Caution: People with hemochromatosis, a dangerous disorder that causes iron to build up in the blood, should not combine foods high in iron and vitamin C.
Good sources of vitamin C: Bell and hot chili peppers, broccoli and kale… tomatoes, mangoes, oranges (or orange juice), strawberries and pineapple.
My favorite fatigue-fighting combos: Spinach salad with mandarin oranges… bean chili (such as kidney, pinto or black bean) with crushed tomatoes… steak with sautéed broccoli… and chicken cacciatore with tomatoes and peppers.
TO FIGHT MOOD SWINGS
Combine soluble fiber and protein. Mood swings often are caused by fluctuations in blood sugar (glucose).
Low-quality carbohydrates, such as white rice, white bread, cakes and soft drinks, cause blood sugar spikes that usually lead to a sluggish, depressed feeling when they begin to plummet about one hour after consumption of such foods.
High-quality carbohydrates, such as vegetables, fruits and whole grains, contain soluble fiber that causes a slower, less dramatic rise in glucose.
Good sources of soluble fiber: Oatmeal… barley, lentils, beans (such as kidney, lima and black) and peas… apples (all types), raisins, oranges and bananas… cauliflower and sweet potatoes.
Protein is another natural blood sugar stabilizer — it helps slow the absorption of carbohydrates in your diet.
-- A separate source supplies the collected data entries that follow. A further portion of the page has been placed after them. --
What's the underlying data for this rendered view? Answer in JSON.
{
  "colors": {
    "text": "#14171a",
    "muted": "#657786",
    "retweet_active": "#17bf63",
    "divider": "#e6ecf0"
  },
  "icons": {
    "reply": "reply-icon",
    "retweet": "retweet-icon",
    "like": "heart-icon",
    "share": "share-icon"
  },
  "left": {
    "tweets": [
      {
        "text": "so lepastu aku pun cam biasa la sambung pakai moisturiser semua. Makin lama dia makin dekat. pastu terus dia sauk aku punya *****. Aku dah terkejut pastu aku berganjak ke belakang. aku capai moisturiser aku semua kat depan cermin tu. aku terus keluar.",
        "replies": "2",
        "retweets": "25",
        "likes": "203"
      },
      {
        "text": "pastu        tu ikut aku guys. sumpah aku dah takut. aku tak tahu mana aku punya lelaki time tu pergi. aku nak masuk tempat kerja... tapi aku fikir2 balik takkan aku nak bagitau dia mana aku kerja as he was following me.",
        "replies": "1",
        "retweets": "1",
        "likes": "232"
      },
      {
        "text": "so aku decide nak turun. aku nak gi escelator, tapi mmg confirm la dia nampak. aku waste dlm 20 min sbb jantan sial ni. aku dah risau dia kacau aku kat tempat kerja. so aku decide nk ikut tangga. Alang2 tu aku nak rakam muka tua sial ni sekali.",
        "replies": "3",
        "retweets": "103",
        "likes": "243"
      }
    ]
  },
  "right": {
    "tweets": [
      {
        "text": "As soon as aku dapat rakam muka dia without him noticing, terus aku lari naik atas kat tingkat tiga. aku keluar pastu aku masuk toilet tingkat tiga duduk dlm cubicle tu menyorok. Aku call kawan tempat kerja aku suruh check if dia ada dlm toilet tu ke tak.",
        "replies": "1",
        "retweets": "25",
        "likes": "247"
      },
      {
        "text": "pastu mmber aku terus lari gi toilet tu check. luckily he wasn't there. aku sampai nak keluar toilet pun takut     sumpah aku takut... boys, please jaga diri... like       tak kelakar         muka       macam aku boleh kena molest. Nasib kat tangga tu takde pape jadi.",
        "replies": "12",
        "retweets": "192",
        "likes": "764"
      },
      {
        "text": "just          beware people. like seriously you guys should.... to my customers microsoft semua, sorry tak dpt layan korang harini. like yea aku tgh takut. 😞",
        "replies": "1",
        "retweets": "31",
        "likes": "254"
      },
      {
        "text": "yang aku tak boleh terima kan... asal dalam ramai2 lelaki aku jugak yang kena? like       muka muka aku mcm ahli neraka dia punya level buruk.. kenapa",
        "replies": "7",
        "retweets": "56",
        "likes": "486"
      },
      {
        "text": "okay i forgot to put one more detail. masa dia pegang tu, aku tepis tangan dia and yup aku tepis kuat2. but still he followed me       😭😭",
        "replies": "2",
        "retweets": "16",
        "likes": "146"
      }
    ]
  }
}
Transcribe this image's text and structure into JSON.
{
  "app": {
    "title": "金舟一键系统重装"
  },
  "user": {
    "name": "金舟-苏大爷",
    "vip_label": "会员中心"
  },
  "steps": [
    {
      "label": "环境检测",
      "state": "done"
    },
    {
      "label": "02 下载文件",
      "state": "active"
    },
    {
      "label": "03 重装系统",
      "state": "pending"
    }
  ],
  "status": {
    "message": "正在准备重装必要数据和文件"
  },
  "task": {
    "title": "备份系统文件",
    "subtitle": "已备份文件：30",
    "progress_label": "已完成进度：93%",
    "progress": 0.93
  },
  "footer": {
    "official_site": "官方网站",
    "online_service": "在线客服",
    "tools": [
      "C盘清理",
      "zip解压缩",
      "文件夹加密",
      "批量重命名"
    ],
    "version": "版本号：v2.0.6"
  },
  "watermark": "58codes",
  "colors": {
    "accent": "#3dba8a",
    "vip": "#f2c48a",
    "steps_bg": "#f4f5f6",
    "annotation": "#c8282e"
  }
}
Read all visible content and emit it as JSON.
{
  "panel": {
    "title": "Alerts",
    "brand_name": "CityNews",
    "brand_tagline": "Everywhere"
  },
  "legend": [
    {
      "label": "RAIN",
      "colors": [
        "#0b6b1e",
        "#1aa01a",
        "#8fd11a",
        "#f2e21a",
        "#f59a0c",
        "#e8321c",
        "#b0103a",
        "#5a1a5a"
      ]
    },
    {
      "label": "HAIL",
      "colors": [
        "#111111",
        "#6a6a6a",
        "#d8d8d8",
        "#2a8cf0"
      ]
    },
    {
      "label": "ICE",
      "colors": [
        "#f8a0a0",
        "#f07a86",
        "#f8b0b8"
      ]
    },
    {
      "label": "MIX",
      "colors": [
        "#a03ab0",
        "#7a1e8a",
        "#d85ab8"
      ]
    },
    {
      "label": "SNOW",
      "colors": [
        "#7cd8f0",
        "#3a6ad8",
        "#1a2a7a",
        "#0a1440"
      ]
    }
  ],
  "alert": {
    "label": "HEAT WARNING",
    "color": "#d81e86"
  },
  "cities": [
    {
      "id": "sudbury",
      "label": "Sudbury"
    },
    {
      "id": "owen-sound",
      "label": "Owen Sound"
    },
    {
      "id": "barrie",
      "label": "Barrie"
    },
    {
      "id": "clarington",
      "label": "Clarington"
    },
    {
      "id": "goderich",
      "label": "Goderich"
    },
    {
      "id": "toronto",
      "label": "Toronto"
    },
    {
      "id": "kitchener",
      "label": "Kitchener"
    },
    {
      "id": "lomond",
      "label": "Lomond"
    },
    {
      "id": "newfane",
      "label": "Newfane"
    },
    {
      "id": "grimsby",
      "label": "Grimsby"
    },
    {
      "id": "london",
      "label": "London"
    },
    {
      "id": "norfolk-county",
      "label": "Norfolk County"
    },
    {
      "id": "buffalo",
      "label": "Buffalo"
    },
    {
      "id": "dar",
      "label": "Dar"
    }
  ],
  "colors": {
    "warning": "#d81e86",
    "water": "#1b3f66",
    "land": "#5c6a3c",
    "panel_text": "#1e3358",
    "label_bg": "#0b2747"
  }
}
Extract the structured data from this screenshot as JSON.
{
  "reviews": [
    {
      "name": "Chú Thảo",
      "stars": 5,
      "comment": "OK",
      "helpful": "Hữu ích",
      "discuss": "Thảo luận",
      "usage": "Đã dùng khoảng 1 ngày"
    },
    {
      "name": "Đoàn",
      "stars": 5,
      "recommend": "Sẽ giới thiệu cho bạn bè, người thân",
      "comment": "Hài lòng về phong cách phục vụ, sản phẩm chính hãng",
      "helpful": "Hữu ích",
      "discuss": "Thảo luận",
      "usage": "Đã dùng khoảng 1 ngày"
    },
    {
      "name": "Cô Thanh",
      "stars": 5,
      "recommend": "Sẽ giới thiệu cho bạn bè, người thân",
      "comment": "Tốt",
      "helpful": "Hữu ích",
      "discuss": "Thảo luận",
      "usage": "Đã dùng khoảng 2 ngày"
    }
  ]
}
Pairing protein with soluble fiber at every meal will help keep your blood sugar as steady as possible.
Good sources of lean protein: Turkey or chicken breast… fish (all types)… pork tenderloin… lean beef… egg whites… yogurt (low-fat or fat-free)… milk (low-fat or fat-free)… and beans (such as pinto and black).
My favorite mood-stabilizing combos: Three-bean turkey chili with pinto, black and kidney beans… plain, low-fat or fat-free yogurt with fresh fruit (such as berries or peaches)… pork tenderloin with sweet potatoes and cauliflower… hard-boiled eggs with turkey bacon and fruit… and oatmeal with a hard-boiled egg.